Asked about his efforts to sway public opinion, Koch acknowledges his group is hard at work in places such as Wisconsin, where Gov. Scott Walker is facing off with public unions and grappling with a likely recall vote.

"We're helping him, as we should. We've gotten pretty good at this over the years," he says. "We've spent a lot of money in Wisconsin. We're going to spend more."

By "we" he says he means Americans for Prosperity, which is spending about $700,000 on an "It's working" television ad buy in the state. It credits Walker's public pension and union overhaul with giving school districts the first surpluses they've seen in years.

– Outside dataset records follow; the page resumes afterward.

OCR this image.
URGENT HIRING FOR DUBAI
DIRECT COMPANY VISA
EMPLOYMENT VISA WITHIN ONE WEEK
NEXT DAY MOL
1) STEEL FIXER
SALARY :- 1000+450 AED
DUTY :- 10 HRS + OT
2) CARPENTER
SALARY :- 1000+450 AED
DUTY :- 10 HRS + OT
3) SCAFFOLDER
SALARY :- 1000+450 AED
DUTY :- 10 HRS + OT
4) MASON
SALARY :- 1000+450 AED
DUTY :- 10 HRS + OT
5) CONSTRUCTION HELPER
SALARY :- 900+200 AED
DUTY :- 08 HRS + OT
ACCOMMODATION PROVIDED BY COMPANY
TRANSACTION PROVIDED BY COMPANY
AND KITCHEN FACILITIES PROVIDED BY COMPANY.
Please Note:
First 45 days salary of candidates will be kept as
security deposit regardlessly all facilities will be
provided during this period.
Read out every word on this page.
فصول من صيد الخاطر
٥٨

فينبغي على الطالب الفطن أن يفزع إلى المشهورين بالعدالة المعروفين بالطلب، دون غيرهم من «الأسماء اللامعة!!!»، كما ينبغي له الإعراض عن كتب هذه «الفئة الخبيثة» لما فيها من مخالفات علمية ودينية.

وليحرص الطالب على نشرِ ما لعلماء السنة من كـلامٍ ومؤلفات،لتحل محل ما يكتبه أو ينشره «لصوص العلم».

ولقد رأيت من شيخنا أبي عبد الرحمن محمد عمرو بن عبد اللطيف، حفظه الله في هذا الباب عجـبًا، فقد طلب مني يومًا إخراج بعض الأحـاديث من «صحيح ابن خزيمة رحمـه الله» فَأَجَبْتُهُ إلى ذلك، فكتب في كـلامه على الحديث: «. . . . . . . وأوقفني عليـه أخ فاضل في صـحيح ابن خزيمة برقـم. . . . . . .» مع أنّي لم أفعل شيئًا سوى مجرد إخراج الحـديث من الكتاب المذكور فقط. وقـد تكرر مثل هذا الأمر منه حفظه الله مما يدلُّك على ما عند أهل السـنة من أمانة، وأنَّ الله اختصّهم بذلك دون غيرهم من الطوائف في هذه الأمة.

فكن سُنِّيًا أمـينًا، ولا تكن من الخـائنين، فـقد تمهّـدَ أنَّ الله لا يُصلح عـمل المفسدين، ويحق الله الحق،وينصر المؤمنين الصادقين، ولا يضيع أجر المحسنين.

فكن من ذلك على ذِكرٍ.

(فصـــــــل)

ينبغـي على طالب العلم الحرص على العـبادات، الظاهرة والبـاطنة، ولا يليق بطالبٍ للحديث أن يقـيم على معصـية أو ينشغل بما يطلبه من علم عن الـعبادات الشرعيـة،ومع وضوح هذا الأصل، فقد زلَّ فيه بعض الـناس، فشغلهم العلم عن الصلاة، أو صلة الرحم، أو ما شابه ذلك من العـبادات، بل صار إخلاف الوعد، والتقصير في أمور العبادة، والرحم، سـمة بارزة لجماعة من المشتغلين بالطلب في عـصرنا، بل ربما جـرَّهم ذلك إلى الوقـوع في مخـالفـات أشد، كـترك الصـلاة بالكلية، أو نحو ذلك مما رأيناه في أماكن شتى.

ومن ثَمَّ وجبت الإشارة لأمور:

Reached at the Press in 2012 after the Koch piece had run, Singer told me (by phone) Koch said, it "was the work our people did, what Americans for Prosperity did and the money spent that enabled them [the Republicans] to keep control in the [Wisconsin state] senate."

The problem with Koch and AFP is that AFP is registered as a non-profit 501(c)(4).

So AFP's electoral politics, electioneering, are explicitly delineated by law, and they are not supposed to act in support or opposition of political candidates.

As noted here regarding Lawrence O'Donnell reporting on 501(c)(4)s:

Lawrence O'Donnell pointed out in May 2013, 501(c)(4)s are by federal statute, supposed to be operated "exclusively for the promotion of social welfare," as O'Donnell cites federal law on non-profit, tax exempt organizations

And this "exclusively" element means  501(c)(4)s cannot be an electoral tool used to elect political candidates for public office.

Section 501(c)(4) of the Internal Revenue Code defines tax-exempt social welfare groups like this:
"Civic leagues or organizations not organized for profit but operated exclusively for the promotion of social welfare." (Evan Puschak, The Last Word with  Lawrence O'Donnell; May 13, 2013)

There have been complaints filed with the IRS and the Wisconsin Government Accountability Board alleging illegal use of tax-exempt status by Koch's group.

Wisconsin awaits word on the response to these complaints. John Doe II may comprise much of this response.

Few believe, and certainly not Koch and Scott Walker, that Americans for Prosperity is exclusively used for the promotion of social welfare.